Turning to face the giver of this sage advice, I beheld, as I half expected, one of my gypsy acquaintances; he was carrying a workman’s rush bag in one hand, and from a pocket protruded the neck of a small vase he was taking to his camp to repair. As he was a petulengro, or tinker, and I had generally seen him engaged upon such work as repairing pots and pans, I questioned him with reference to his doing repairs to china; thereupon he informed me that he had “allus done a little o’ that sort o’ thing,” that it needed care, but paid better than the other work, and that latterly he had done more of it than anything else.

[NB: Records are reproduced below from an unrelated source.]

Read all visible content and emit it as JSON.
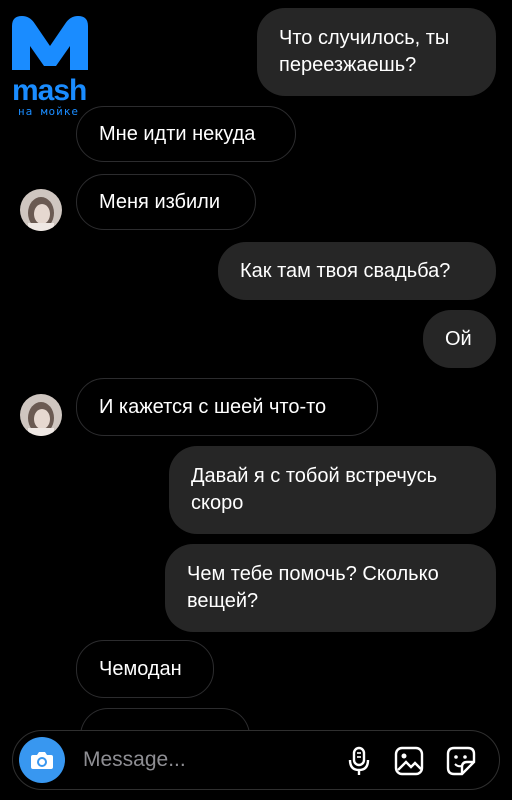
{
  "watermark": {
    "brand": "mash",
    "subtitle": "на мойке"
  },
  "colors": {
    "brand": "#1a8cff",
    "camera": "#3897f0",
    "bubble_out": "#262626",
    "bubble_in_border": "#2c2c2e",
    "placeholder": "#8e8e93"
  },
  "messages": [
    {
      "side": "out",
      "text": "Что случилось, ты переезжаешь?"
    },
    {
      "side": "in",
      "text": "Мне идти некуда"
    },
    {
      "side": "in",
      "text": "Меня избили"
    },
    {
      "side": "out",
      "text": "Как там твоя свадьба?"
    },
    {
      "side": "out",
      "text": "Ой"
    },
    {
      "side": "in",
      "text": "И кажется с шеей что-то"
    },
    {
      "side": "out",
      "text": "Давай я с тобой встречусь скоро"
    },
    {
      "side": "out",
      "text": "Чем тебе помочь? Сколько вещей?"
    },
    {
      "side": "in",
      "text": "Чемодан"
    }
  ],
  "composer": {
    "placeholder": "Message...",
    "icons": [
      "camera-icon",
      "microphone-icon",
      "gallery-icon",
      "sticker-icon"
    ]
  }
}
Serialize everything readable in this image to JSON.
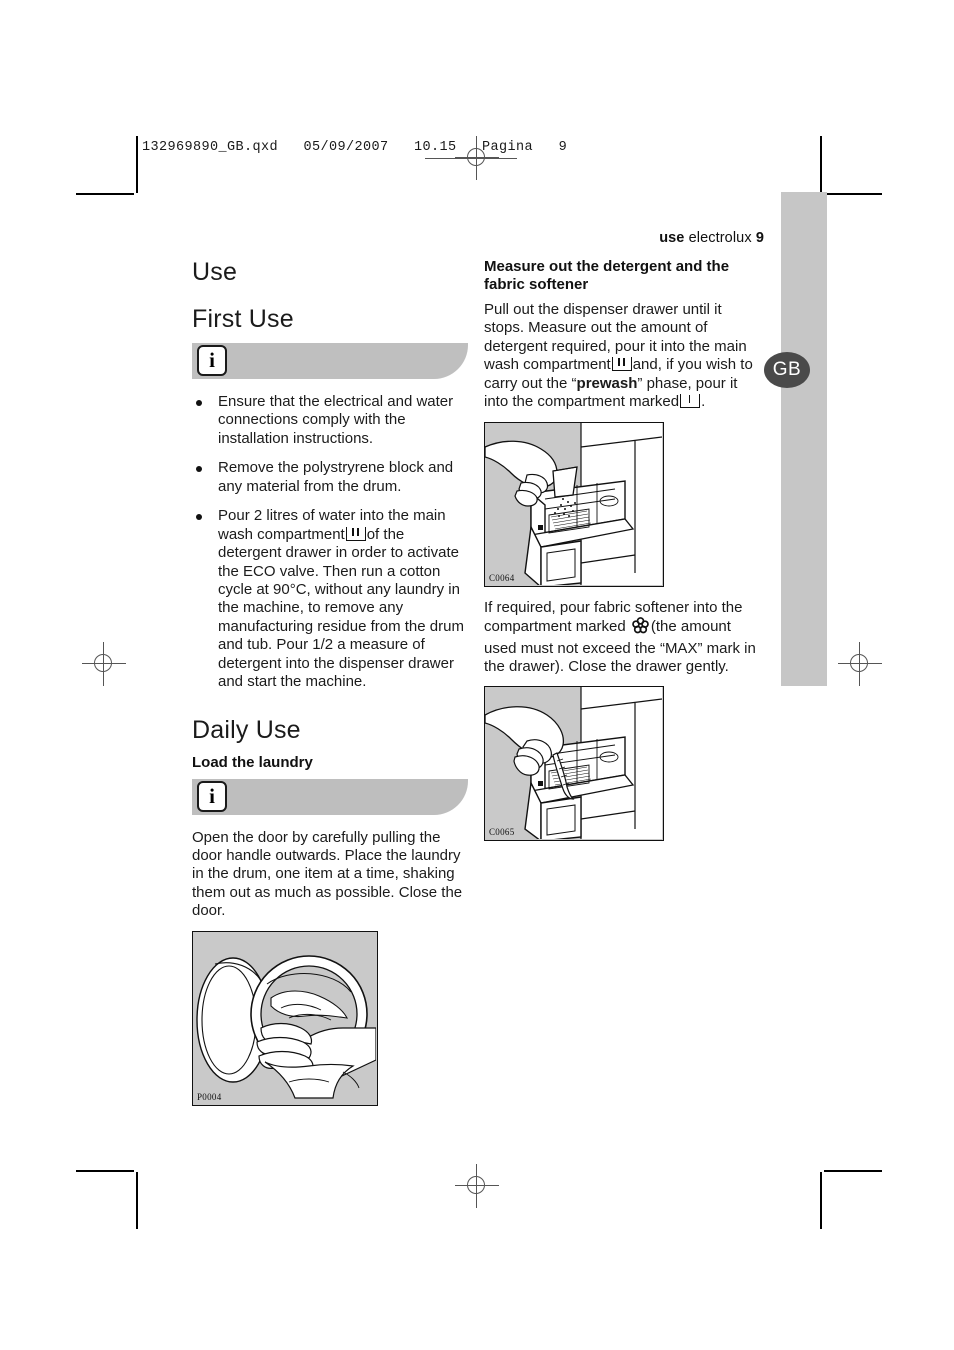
{
  "print_slug": "132969890_GB.qxd   05/09/2007   10.15   Pagina   9",
  "running_head": {
    "bold_prefix": "use",
    "brand": "electrolux",
    "page_number": "9"
  },
  "side_tab": {
    "language_code": "GB"
  },
  "left_column": {
    "title": "Use",
    "subtitle": "First Use",
    "info_icon": "i",
    "bullets": [
      {
        "pre": "Ensure that the electrical and water connections comply with the installation instructions.",
        "glyph": "",
        "post": ""
      },
      {
        "pre": "Remove the polystryrene block and any material from the drum.",
        "glyph": "",
        "post": ""
      },
      {
        "pre": "Pour 2 litres of water into the main wash compartment",
        "glyph": "compartment-main-wash-icon",
        "post": "of the detergent drawer in order to activate the ECO valve. Then run a cotton cycle at 90°C, without any laundry in the machine, to remove any manufacturing residue from the drum and tub. Pour 1/2 a measure of detergent into the dispenser drawer and start the machine."
      }
    ],
    "daily_use_title": "Daily Use",
    "load_laundry_heading": "Load the laundry",
    "load_laundry_body": "Open the door by carefully pulling the door handle outwards. Place the laundry in the drum, one item at a time, shaking them out as much as possible. Close the door.",
    "figure_caption": "P0004"
  },
  "right_column": {
    "heading_line1": "Measure out the detergent and the",
    "heading_line2": "fabric softener",
    "para1_part1": "Pull out the dispenser drawer until it stops. Measure out the amount of detergent required, pour it into the main wash compartment",
    "para1_part2": "and, if you wish to carry out the “",
    "para1_bold": "prewash",
    "para1_part3": "” phase, pour it into the compartment marked",
    "para1_part4": ".",
    "figure1_caption": "C0064",
    "para2_part1": "If required, pour fabric softener into the compartment marked",
    "para2_part2": "(the amount used must not exceed the “MAX” mark in the drawer). Close the drawer gently.",
    "figure2_caption": "C0065"
  },
  "colors": {
    "band_gray": "#bfbfbf",
    "figure_bg": "#c9c9c9",
    "tab_gray": "#c6c6c6",
    "badge_gray": "#4a4a4a",
    "text": "#1b1b1b"
  }
}
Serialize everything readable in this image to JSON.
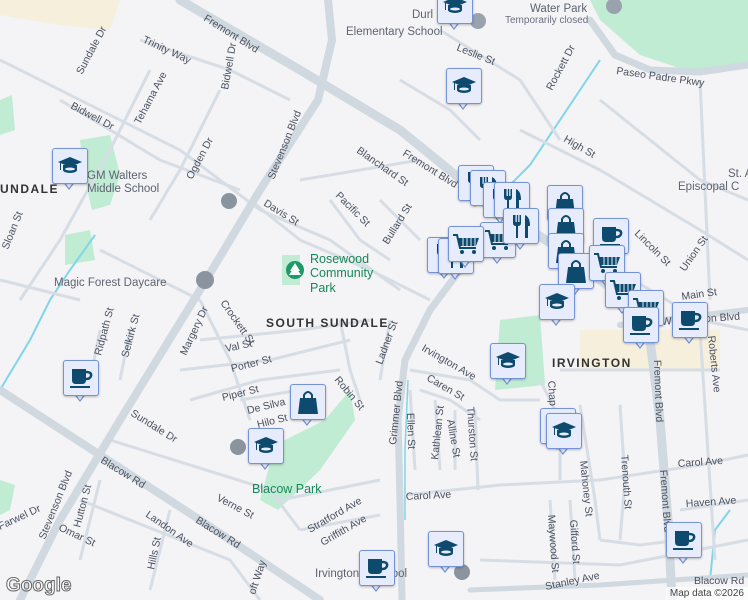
{
  "map": {
    "area_labels": [
      "SOUTH SUNDALE",
      "IRVINGTON",
      "UNDALE"
    ],
    "parks": [
      "Rosewood Community Park",
      "Blacow Park"
    ],
    "parks_lines": {
      "rosewood": [
        "Rosewood",
        "Community",
        "Park"
      ]
    },
    "places": {
      "water_park": "Water Park",
      "water_park_status": "Temporarily closed",
      "durham_school_1": "Durl",
      "durham_school_2": "Elementary School",
      "walters_1": "GM Walters",
      "walters_2": "Middle School",
      "magic_forest": "Magic Forest Daycare",
      "episcopal_1": "St. A",
      "episcopal_2": "Episcopal C",
      "irvington_school": "Irvington    h School"
    },
    "streets": {
      "fremont_blvd": "Fremont Blvd",
      "stevenson_blvd": "Stevenson Blvd",
      "blacow_rd": "Blacow Rd",
      "grimmer_blvd": "Grimmer Blvd",
      "paseo_padre": "Paseo Padre Pkwy",
      "sundale_dr": "Sundale Dr",
      "trinity_way": "Trinity Way",
      "bidwell_dr": "Bidwell Dr",
      "tehama_ave": "Tehama Ave",
      "ogden_dr": "Ogden Dr",
      "davis_st": "Davis St",
      "pacific_st": "Pacific St",
      "blanchard_st": "Blanchard St",
      "bullard_st": "Bullard St",
      "leslie_st": "Leslie St",
      "rockett_dr": "Rockett Dr",
      "high_st": "High St",
      "lincoln_st": "Lincoln St",
      "union_st": "Union St",
      "main_st": "Main St",
      "washington_blvd": "Washington Blvd",
      "roberts_ave": "Roberts Ave",
      "sloan_st": "Sloan St",
      "ridpath_st": "Ridpath St",
      "selkirk_st": "Selkirk St",
      "margery_dr": "Margery Dr",
      "crockett_st": "Crockett St",
      "val_st": "Val St",
      "porter_st": "Porter St",
      "piper_st": "Piper St",
      "de_silva": "De Silva",
      "hilo_st": "Hilo St",
      "robin_st": "Robin St",
      "ladner_st": "Ladner St",
      "irvington_ave": "Irvington Ave",
      "caren_st": "Caren St",
      "ellen_st": "Ellen St",
      "kathlean_st": "Kathlean St",
      "alline_st": "Alline St",
      "thurston_st": "Thurston St",
      "chapel": "Chap",
      "mahoney_st": "Mahoney St",
      "trenouth_st": "Trenouth St",
      "carol_ave": "Carol Ave",
      "haven_ave": "Haven Ave",
      "maywood_st": "Maywood St",
      "gifford_st": "Gifford St",
      "stanley_ave": "Stanley Ave",
      "verne_st": "Verne St",
      "stratford_ave": "Stratford Ave",
      "griffith_ave": "Griffith Ave",
      "landon_ave": "Landon Ave",
      "hutton_st": "Hutton St",
      "omar_st": "Omar St",
      "farwell_dr": "Farwel Dr",
      "hills_st": "Hills St",
      "croft_way": "oft Way"
    },
    "attribution": "Map data ©2026",
    "logo": "Google"
  },
  "markers": [
    {
      "type": "school"
    },
    {
      "type": "school"
    },
    {
      "type": "school"
    },
    {
      "type": "coffee"
    },
    {
      "type": "shopping"
    },
    {
      "type": "school"
    },
    {
      "type": "school"
    },
    {
      "type": "restaurant"
    },
    {
      "type": "restaurant"
    },
    {
      "type": "restaurant"
    },
    {
      "type": "restaurant"
    },
    {
      "type": "grocery"
    },
    {
      "type": "restaurant"
    },
    {
      "type": "restaurant"
    },
    {
      "type": "restaurant"
    },
    {
      "type": "grocery"
    },
    {
      "type": "shopping"
    },
    {
      "type": "shopping"
    },
    {
      "type": "shopping"
    },
    {
      "type": "shopping"
    },
    {
      "type": "coffee"
    },
    {
      "type": "grocery"
    },
    {
      "type": "grocery"
    },
    {
      "type": "grocery"
    },
    {
      "type": "coffee"
    },
    {
      "type": "coffee"
    },
    {
      "type": "school"
    },
    {
      "type": "school"
    },
    {
      "type": "school"
    },
    {
      "type": "coffee"
    },
    {
      "type": "school"
    },
    {
      "type": "coffee"
    }
  ],
  "colors": {
    "marker_icon": "#0d4a6e",
    "marker_bg": "#e6ecfb",
    "park": "#c0ecd4",
    "road": "#d3dbe3",
    "water": "#7fd6e8"
  }
}
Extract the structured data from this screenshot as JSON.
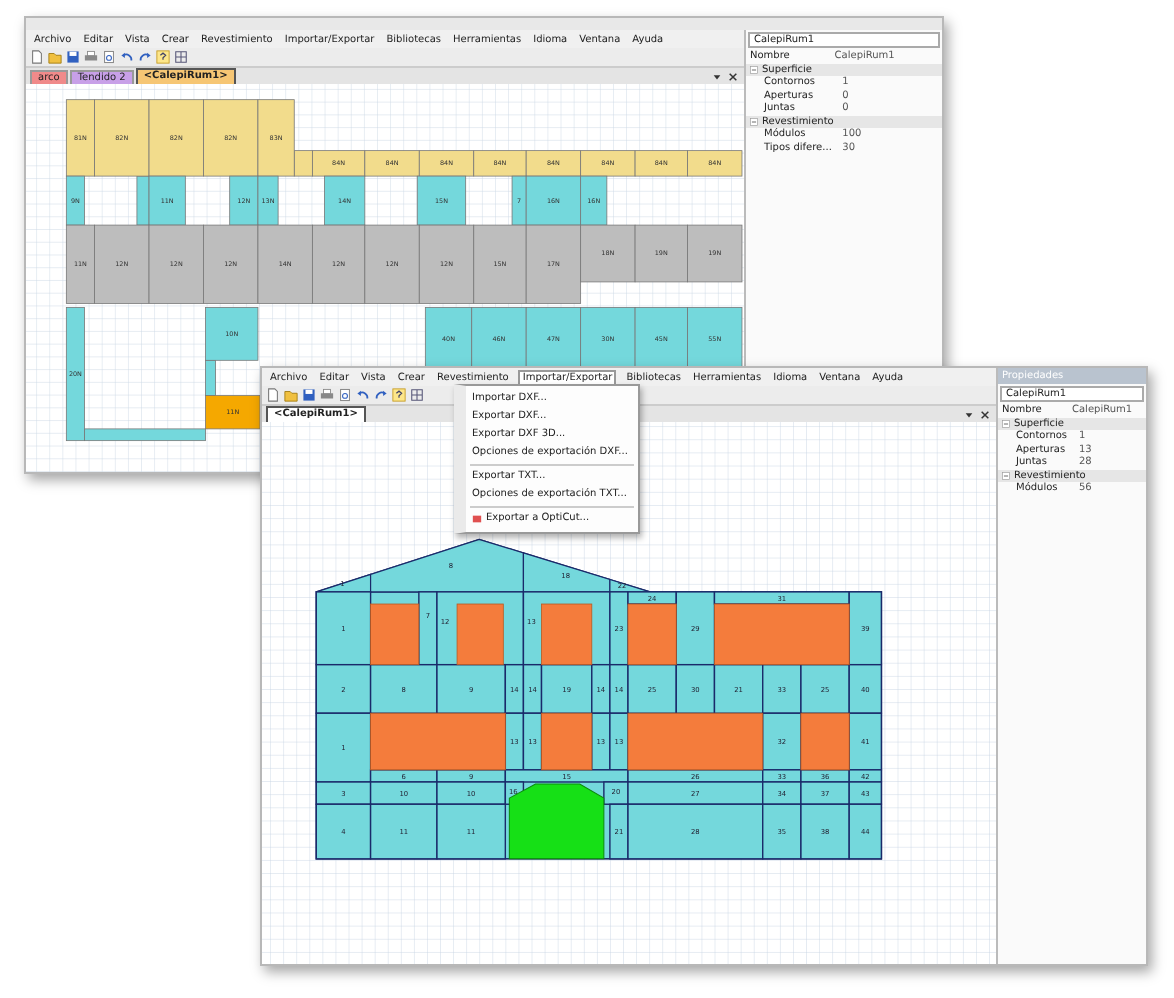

As we trudged along, I persuaded him to talk of himself and his work.

“Ah!” said he, “I’ve seen some rum people in my travels; some won’t trust me an inch away from ’em, and others lets me cart their crockery home to do it; I’ve riveted pretty near everything, from egg-shell china to Dutch tiles; some o’ the stuff’s been as hard as flint an’ some so soft that it pulled the ‘spark’ out o’ my drill and left it down at the bottom of a hole same as a terrier in a rabbit burrow, and it often takes as much coaxin’ to get out. O’ course them diamond sparks don’t run to much money, but you can’t give one in with a threepenny rivetin’ job, can you? There’s old Mrs.——, a reg’lar old—— she is; do you know she makes me sit in her kitchen to mend her fireproof dishes and such-like, and they’re as hard as granite; but because they take time to drill she thinks I’m doin’ it o’ purpose, but the more money people has the less they seems to know. I don’t go near her if I can help it, but, o’ course, you can’t say you won’t do it when they sends after you. Now there’s Mr.——, he’s different and no mistake; he’ll give me lots o’ work, and he generally drops a bit o’ cake or something o’ that sort into my pocket when he sees me, but they say that’s the sort as dies young,” and, turning towards me, he gave a knowing wink, and added, “’cos you don’t find many of ’em about. I once taught an old fellow the way to mend his own china, but, you bet, I made him pay for it; not as there’s much in it, but I guessed he wouldn’t want me ’ny more. My missis is as good as me at rivetin’, and she does a lot I takes home. Well, good day to you. I turns in here; p’rhaps you’ll be this way again ’fore long.” So saying, he turned off into the forest, presumably in the direction of his encampment.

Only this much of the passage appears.